This editorial will appear in tomorrow’s print edition.
It’s fitting that the U.S. Senate is poised to approve historic health care legislation during Christmas week. Like a big present under the tree, the package looks gorgeous, promises to run up the Visa card and conceals things known to only a few.
But shaking the box tells you quite a bit. The immense bill would extend coverage to most Americans now uninsured, require all individuals to carry medical insurance (subsidized as necessary), and prohibit insurance companies from refusing to sell coverage to the sick or dropping them after they get sick.
This is good, as far as it goes. In a humane society, access to health care is a moral imperative. Americans should not die because their wallets can’t get past a biopsy at the front desk.

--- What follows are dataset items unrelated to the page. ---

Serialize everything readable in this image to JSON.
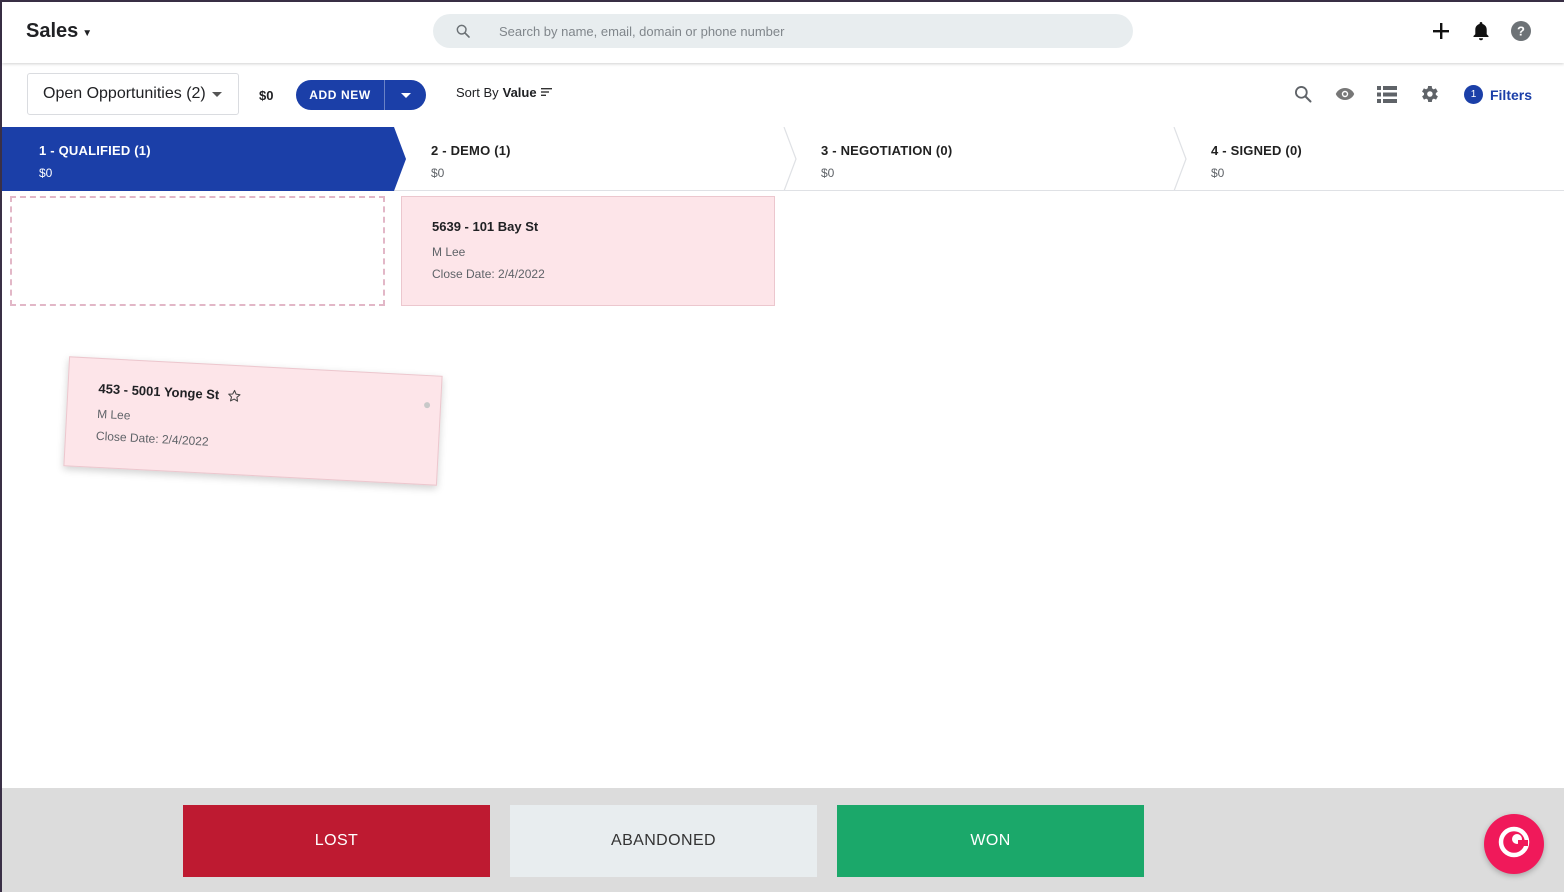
{
  "header": {
    "app_title": "Sales",
    "search_placeholder": "Search by name, email, domain or phone number"
  },
  "toolbar": {
    "view_label": "Open Opportunities (2)",
    "total_value": "$0",
    "add_new_label": "ADD NEW",
    "sort_prefix": "Sort By",
    "sort_field": "Value",
    "filters_count": "1",
    "filters_label": "Filters"
  },
  "stages": [
    {
      "title": "1 - QUALIFIED (1)",
      "value": "$0",
      "active": true
    },
    {
      "title": "2 - DEMO (1)",
      "value": "$0",
      "active": false
    },
    {
      "title": "3 - NEGOTIATION (0)",
      "value": "$0",
      "active": false
    },
    {
      "title": "4 - SIGNED (0)",
      "value": "$0",
      "active": false
    }
  ],
  "cards": [
    {
      "title": "5639 - 101 Bay St",
      "owner": "M Lee",
      "close_date": "Close Date: 2/4/2022"
    },
    {
      "title": "453 - 5001 Yonge St",
      "owner": "M Lee",
      "close_date": "Close Date: 2/4/2022"
    }
  ],
  "dropzones": {
    "lost": "LOST",
    "abandoned": "ABANDONED",
    "won": "WON"
  },
  "colors": {
    "primary": "#1b3fa8",
    "card_bg": "#fde5e9",
    "lost": "#be1a31",
    "won": "#1ba86a",
    "chat": "#f0195a"
  },
  "icons": {
    "search": "search-icon",
    "add": "plus-icon",
    "notifications": "bell-icon",
    "help": "help-icon",
    "view": "eye-icon",
    "list": "list-icon",
    "settings": "gear-icon",
    "favorite": "star-icon",
    "chat": "chat-icon"
  }
}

And the law must demand that individuals carry coverage. The logic follows mandatory auto insurance: If you don’t insure yourself, you are effectively planning to dump your expenses on someone else. Those who think this violates their rights ought to pledge in advance not to accept care from a doctor or hospital unless they pay full freight. Any takers on that bargain?
One of the big mysteries in the Senate’s box is the bill’s ability to control health care costs in the real world.
In this respect, the Senate legislation beats its House counterpart. Both this bill and the already-approved House version would raise much of the $1 trillion cost (over the next 10 years) by raising taxes on high-income Americans. But the Senate bill also sticks a whopping 40 percent surtax on the most generous health insurance plans. This is essential: By shielding individuals from the real costs of their treatment, such Cadillac plans encourage unnecessary medical procedures.
For the insured, there’s little correlation between quantity of care and quality of care – and non-essential care is a big reason for the country’s ruinous health care costs. Anything that forces Americans to think hard before running up a tab for elective procedures and prescriptions of marginal value would be a good thing.
The big question is whether the seemingly hard decisions embedded in this legislation would actually stick. For example, the single biggest source of savings in the package comes from $500 million worth of economies in Medicare.
There’s plenty of bloat in Medicare, but any attempt to trim it has always elicited a large collective scream from the program’s beneficiaries.
The same goes for other provisions designed to curb unnecessary care. It’s simply impossible for even hypochondriacs to get all the treatment they think they ought to have. There must be limits – but heaven help the people who try to enforce them.
This package may well contain lumps of coal. The system it would create will collapse under its own costs without fiscal discipline. But the chronically uninsured – the Tiny Tims of America – should be very happy about their present from the Senate this Christmas.